Güney Sudan’ın henüz çok yeni bir kurulmuş devlet olduğunu belirten Güney Sudan İzmir Fahri Konsolosu Mesut Mercan, Kuzey Sudan’la olan savaşın 2007’de sonlandığını, 2011’de ise Güney Sudan’ın kurulduğunu açıkladı. Konsolos Mercan, “El Beşir bize çok kötü davrandı. Üniversiteler İlköğretimler, ülkenin kuzey tarafında yapılmış hep. Petrol kuyuları güney tarafında, rafineri kuzey tarafında. Çıkarılan petrolden binde beş gelir sağlanıyor. Komik bir rakam. Petrolü ele almamak gerekir. Altın kömür bakır hepsi mevcut. Gümüş de var. çıkarılmaya muhtaç şeyler. Kendi teknolojileriyle çıkarmaya mümkünat yok. Dışarıya muhtaçlar. Yüzde 99 dışarıya bağımlı yaşıyorlar. Su bile dışarıdan geliyor. Gazoz ve içecek fabrikası var iki tane, bu kadar. Kanalizasyon sistemi, yol, enerji hiçbir şey yok. Bazı çağrılar yapıyoruz ama ilk yapılması gereken şey enerji.

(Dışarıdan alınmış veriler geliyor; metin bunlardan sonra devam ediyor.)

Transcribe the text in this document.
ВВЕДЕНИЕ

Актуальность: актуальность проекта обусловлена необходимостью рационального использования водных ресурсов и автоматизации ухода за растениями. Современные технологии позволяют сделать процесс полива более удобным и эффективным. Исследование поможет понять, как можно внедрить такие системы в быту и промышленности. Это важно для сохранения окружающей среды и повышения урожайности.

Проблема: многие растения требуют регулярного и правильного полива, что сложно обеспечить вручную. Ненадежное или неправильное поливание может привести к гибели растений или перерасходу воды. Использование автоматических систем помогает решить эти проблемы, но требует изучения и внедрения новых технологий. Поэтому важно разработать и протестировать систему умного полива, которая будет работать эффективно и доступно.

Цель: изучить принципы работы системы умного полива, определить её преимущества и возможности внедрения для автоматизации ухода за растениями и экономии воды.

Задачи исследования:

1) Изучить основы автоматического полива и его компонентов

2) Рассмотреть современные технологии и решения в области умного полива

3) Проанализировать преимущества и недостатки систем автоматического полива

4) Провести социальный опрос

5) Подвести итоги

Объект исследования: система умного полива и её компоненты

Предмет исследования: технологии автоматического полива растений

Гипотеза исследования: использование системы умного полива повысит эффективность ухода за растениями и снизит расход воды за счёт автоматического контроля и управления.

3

Sanayinin gelmesi için enerji gelmesi gerekiyor. 13 milyon nüfusu var, ekvator çizgisinde. Devamlı yağmur alan bir bölge. Çeşitli çalışmalar yapıyoruz” ifadelerini kullandı.

“Lojistik, kargo uçaklarıyla olmalı”

Güney Sudan’ın herhangi bir denize kıyısı olmadığını belirten Konsolos Mercan, buna karşın ülkenin ortasından Nil Nehri’nin geçtiğini vurguladı. Ticaret yolunun neredeyse tamamının Somali üzerinden sağlandığını dile getiren Konsolos Mercan, “Esas kargo uçakları olarak yapılması gerek. Bu konuda yatırım boşluğu var. Güney sudan’a tamamen somali üzerinden sağlanıyor. Burdan türkiye’den gözüktüğü gibi bir sıkıntısı yok. Yiyecek içecek çimento kıyafet her şey Somali üzerinden tırlarla geliyor. Ticaret erbabların sıkıntısı mal gelmesinin uzun sürmesinden kaynaklıyor. Güven sıkıntımız yok. Buradan burs alan öğrenciler, devletin kademelerinde görev aldılar. Ziraat mühendisliği, gıda mühendisliği gibi bölümlerde okuyorlar. Güney Sudan bu sıkıntıları çok hızlı atlatacak. Video konferanslara beni davet ediyorlar. Süreci çok hızlı geçecekler” dedi.